| The hard part -- sometimes really hard -- is the "bit-for-bit identical" requirement. Lots of builds are recreatable but not reproducible (there is probably a better term of art here). You can go back to a point in time and build the version of the software as it was, but you are not guaranteed to get a bit-for-bit clone. (See https://reproducible-builds.org for a thorough discussion) The problem is that there are lots of uncontrolled inputs to a build that are due to sourcecode or compiler changes. Most famously there are timestamps and random numbers, which mess up all sorts of hashing-based approaches. These can even be non-obvious. Just the other day I and a colleague were investigating the (small but unsettling) possibility that an old buildpack had been replaced maliciously. We compared the historical hash to the file: different. We rebuilt the historical buildpack with trusted inputs: still different. Then we unzipped both versions and diff'd the directories: identical. What had thrown our hashes off was that zipfiles, by default, include timestamps. We have a build that is recreatable but not reproducible. Speaking of builds, we are able to reproducibly build some binaries but not others. Off the top of my head our most high-profile non-reproducible build is NodeJS. Some other binaries (Ruby and Python, in my not-at-all-complete recollection) are fully reproducible. This difficulty with fully reproducing makes it hard to provide a fully trustworthy chain of custody. A company which uses Cloud Foundry have in actual fact stood up an independent copy of our build pipelines inside their own secure network, so that they can be completely autarkic for the build steps leading to a complete buildpack. This doesn't defend against malicious source, but it defends against malicious builds. Disclosure: I work for Pivotal, the majority donor of engineering to Cloud Foundry. As you've probably guessed, I'm currently a fulltime contributor on the buildpacks team. |
The biggest conceptual mistake we are making is that by default compilers always build for ~this~ machine, linking to this libraries. This makes it so the state of the machine inherently changes with every compilation (aka compiling is not a purely functional operation anymore). If I could go back time and change automake and glibc, cross compiling and explicit dependency handling should be the norm. (As an aside, containers would greatly benefit too as you wouldn't need to package an entire linux distribution with every binary)
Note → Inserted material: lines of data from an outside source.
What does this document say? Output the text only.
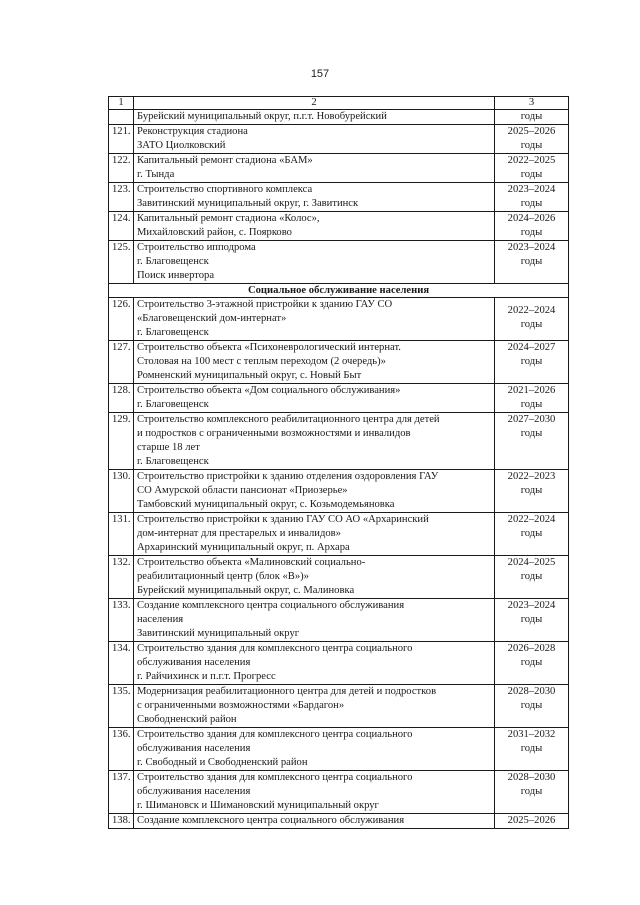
157
1	2	3

	Бурейский муниципальный округ, п.г.т. Новобурейский	годы

121.	Реконструкция стадиона
ЗАТО Циолковский	2025–2026
годы

122.	Капитальный ремонт стадиона «БАМ»
г. Тында	2022–2025
годы

123.	Строительство спортивного комплекса
Завитинский муниципальный округ, г. Завитинск	2023–2024
годы

124.	Капитальный ремонт стадиона «Колос»,
Михайловский район, с. Поярково	2024–2026
годы

125.	Строительство ипподрома
г. Благовещенск
Поиск инвертора	2023–2024
годы

Социальное обслуживание населения		
126.	Строительство 3-этажной пристройки к зданию ГАУ СО
«Благовещенский дом-интернат»
г. Благовещенск	2022–2024
годы

127.	Строительство объекта «Психоневрологический интернат.
Столовая на 100 мест с теплым переходом (2 очередь)»
Ромненский муниципальный округ, с. Новый Быт	2024–2027
годы

128.	Строительство объекта «Дом социального обслуживания»
г. Благовещенск	2021–2026
годы

129.	Строительство комплексного реабилитационного центра для детей
и подростков с ограниченными возможностями и инвалидов
старше 18 лет
г. Благовещенск	2027–2030
годы

130.	Строительство пристройки к зданию отделения оздоровления ГАУ
СО Амурской области пансионат «Приозерье»
Тамбовский муниципальный округ, с. Козьмодемьяновка	2022–2023
годы

131.	Строительство пристройки к зданию ГАУ СО АО «Архаринский
дом-интернат для престарелых и инвалидов»
Архаринский муниципальный округ, п. Архара	2022–2024
годы

132.	Строительство объекта «Малиновский социально-
реабилитационный центр (блок «В»)»
Бурейский муниципальный округ, с. Малиновка	2024–2025
годы

133.	Создание комплексного центра социального обслуживания
населения
Завитинский муниципальный округ	2023–2024
годы

134.	Строительство здания для комплексного центра социального
обслуживания населения
г. Райчихинск и п.г.т. Прогресс	2026–2028
годы

135.	Модернизация реабилитационного центра для детей и подростков
с ограниченными возможностями «Бардагон»
Свободненский район	2028–2030
годы

136.	Строительство здания для комплексного центра социального
обслуживания населения
г. Свободный и Свободненский район	2031–2032
годы

137.	Строительство здания для комплексного центра социального
обслуживания населения
г. Шимановск и Шимановский муниципальный округ	2028–2030
годы

138.	Создание комплексного центра социального обслуживания	2025–2026
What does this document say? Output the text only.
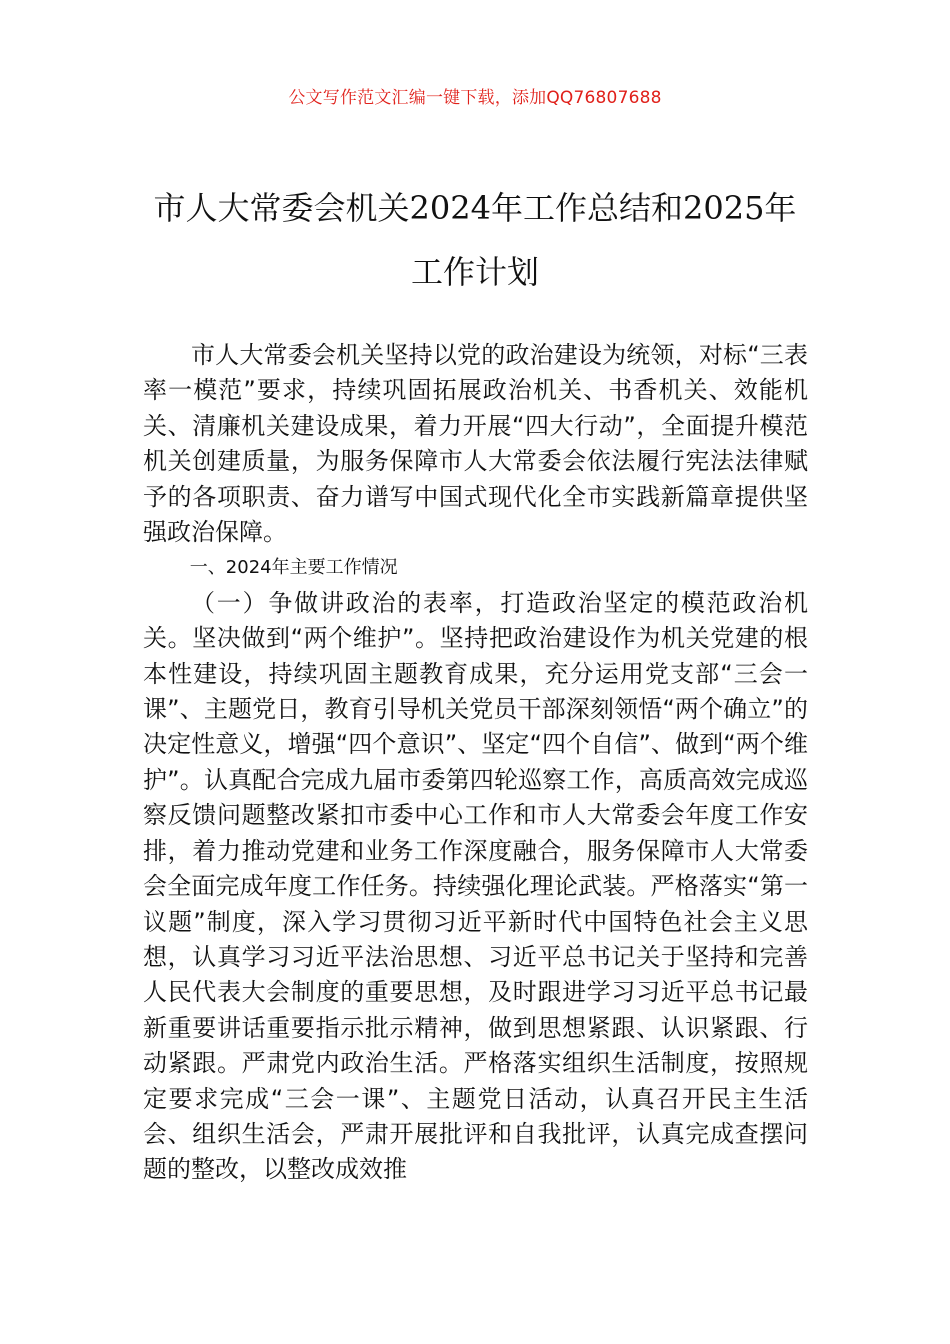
公文写作范文汇编一键下载，添加QQ76807688
市人大常委会机关2024年工作总结和2025年工作计划

市人大常委会机关坚持以党的政治建设为统领，对标“三表率一模范”要求，持续巩固拓展政治机关、书香机关、效能机关、清廉机关建设成果，着力开展“四大行动”，全面提升模范机关创建质量，为服务保障市人大常委会依法履行宪法法律赋予的各项职责、奋力谱写中国式现代化全市实践新篇章提供坚强政治保障。

一、2024年主要工作情况

（一）争做讲政治的表率，打造政治坚定的模范政治机关。坚决做到“两个维护”。坚持把政治建设作为机关党建的根本性建设，持续巩固主题教育成果，充分运用党支部“三会一课”、主题党日，教育引导机关党员干部深刻领悟“两个确立”的决定性意义，增强“四个意识”、坚定“四个自信”、做到“两个维护”。认真配合完成九届市委第四轮巡察工作，高质高效完成巡察反馈问题整改紧扣市委中心工作和市人大常委会年度工作安排，着力推动党建和业务工作深度融合，服务保障市人大常委会全面完成年度工作任务。持续强化理论武装。严格落实“第一议题”制度，深入学习贯彻习近平新时代中国特色社会主义思想，认真学习习近平法治思想、习近平总书记关于坚持和完善人民代表大会制度的重要思想，及时跟进学习习近平总书记最新重要讲话重要指示批示精神，做到思想紧跟、认识紧跟、行动紧跟。严肃党内政治生活。严格落实组织生活制度，按照规定要求完成“三会一课”、主题党日活动，认真召开民主生活会、组织生活会，严肃开展批评和自我批评，认真完成查摆问题的整改，以整改成效推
I am sometimes amazed, sometimes disappointed by this reproduceability problem. Computers supposed to be machines that can do the same thing again and again without a mistake, but this is not the case anymore. We have so many layers of complexity and everything is bolted together with duct tape. We focus on developer convenience in the short term but in the long term we completely loose determinism. Sure we can write more code faster than before, but building software is more problematic than ever.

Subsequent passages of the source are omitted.